Dynamical Mean-Field Theory (DMFT) has given many insights into the Mott metal-insulator transition in strongly correlated electron materials. In the metallic phase, DMFT nicely describes the interplay between the quasi-particles associated with Fermi liquid behaviour and the Hubbard bands that also exist in the insulating phase. DMFT gives a first-order phase transition and captures the emergence of bad metallic behaviour and the associated transfer of spectral weight.
On the down side DMFT is computationally expensive, particularly close to the Mott transition, as it requires solution of a self-consistent Anderson impurity problem. [If Quantum Monte Carlo is used one also has to do a tricky imaginary time continuation]. When married with atomistic electronic structure calculations (such as based on (Density Functional Theory) DFT-based approaches) DMFT becomes even more expensive. Sometimes I also feel DMFT can be a bit of a "black box."

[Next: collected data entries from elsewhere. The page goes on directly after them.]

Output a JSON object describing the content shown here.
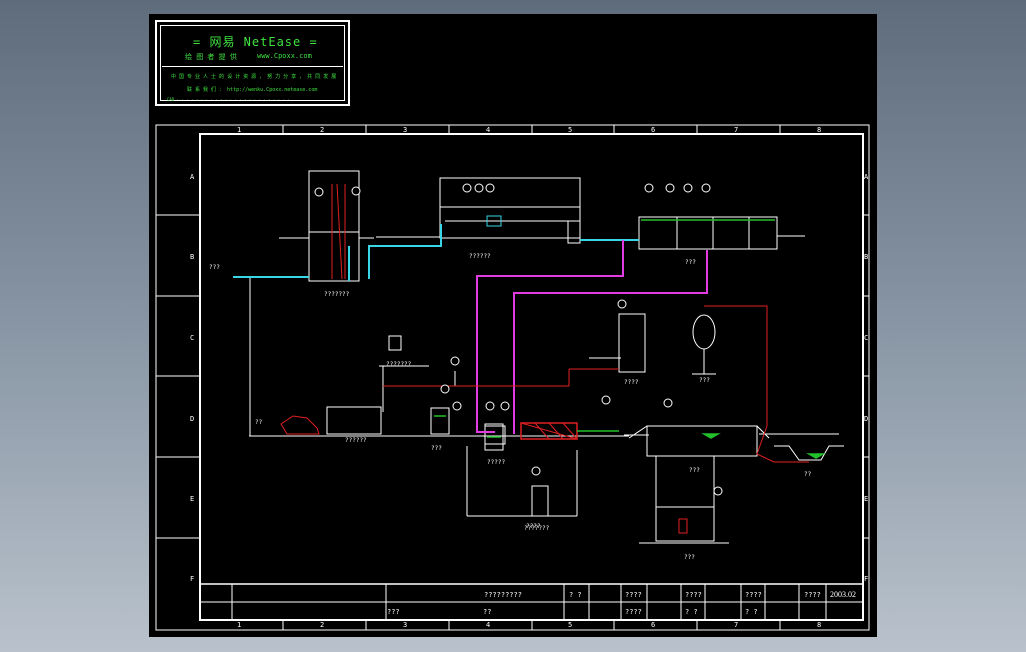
{
  "watermark": {
    "title": "= 网易 NetEase =",
    "line1_left": "绘 图 者 提 供",
    "line1_right": "www.Cpoxx.com",
    "line2": "中 国 专 业 人 士 的 设 计 资 源 ， 努 力 分 享 ， 共 同 发 展",
    "line3": "联 系 我 们 ： http://wenku.Cpoxx.netease.com",
    "line4": "CAD · · · · · · · · · · · · · · · · · · · · · · · ·"
  },
  "grid": {
    "columns": [
      "1",
      "2",
      "3",
      "4",
      "5",
      "6",
      "7",
      "8"
    ],
    "rows": [
      "A",
      "B",
      "C",
      "D",
      "E",
      "F"
    ]
  },
  "labels": {
    "inlet": "???",
    "coarse_screen": "???????",
    "distributor": "??????",
    "biotank": "???",
    "pump_pit": "??????",
    "dosing": "???????",
    "left_unit": "??",
    "mid_tank": "???",
    "sludge_tank": "?????",
    "settling": "????",
    "gas_holder": "???",
    "dewater": "???????",
    "thickener": "???",
    "pond": "??",
    "pump_house": "???",
    "small_tank": "????"
  },
  "title_block": {
    "project": "?????????",
    "c1": "? ?",
    "c2": "????",
    "c3": "????",
    "c4": "????",
    "c5": "????",
    "date": "2003.02",
    "r2a": "???",
    "r2b": "??",
    "r2c": "????",
    "r2d": "? ?",
    "r2e": "? ?"
  },
  "colors": {
    "sheet_bg": "#000000",
    "frame": "#ffffff",
    "watermark": "#3fe23f",
    "cyan": "#38d6e6",
    "magenta": "#e23be2",
    "red": "#e02020",
    "green": "#22c02a"
  }
}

Slave boson mean-field theory (SBMT) (and equivalently the Gutzwiller approximation (GA) to the Gutzwiller variational wave function) is computationally cheaper and also gives some insight. However, these approaches only describe the quasi-particles, completely miss the Hubbard bands and the associated physics, and give a second-order phase transition. This is sometimes known as the Brinkman-Rice picture.
There is a nice preprint that solves these problems.
Emergent Bloch Excitations in Mott Matter
Nicola Lanatà, Tsung-Han Lee, Yongxin Yao, Vladimir Dobrosavljević
In addition to the physical orbitals they introduce "ghost orbitals" that are dispersionless (i.e. a flat band) and non-interacting. However, one starts with a Gutzwiller variational wave function that includes the "ghost orbitals". This enables capturing the charge fluctuations in the physical orbitals.
One sees that the Hubbard bands emerge naturally (as a bonus they are dispersive) provided one includes at least two ghost orbitals in the metallic phase and on in the Mott insulating phase.
There is a simple "conservation" of numbers of bands at play here.
The authors state that the Mott transition is a topological transition because of the change in the number of bands.
The metallic (insulating) phase is characterised by three (two) variational parameters.
The results compare well, both qualitatively and quantitatively, with DMFT.
The figure below shows plots of the spectral function A(E,k) for different values of the Hubbard U. The Mott transition occurs at U=2.9.
The color scale plots are DMFT results.
The green curves are from the ghost orbital approach with the size of the points proportional to the spectral weight of the pole in the one-electron Greens function.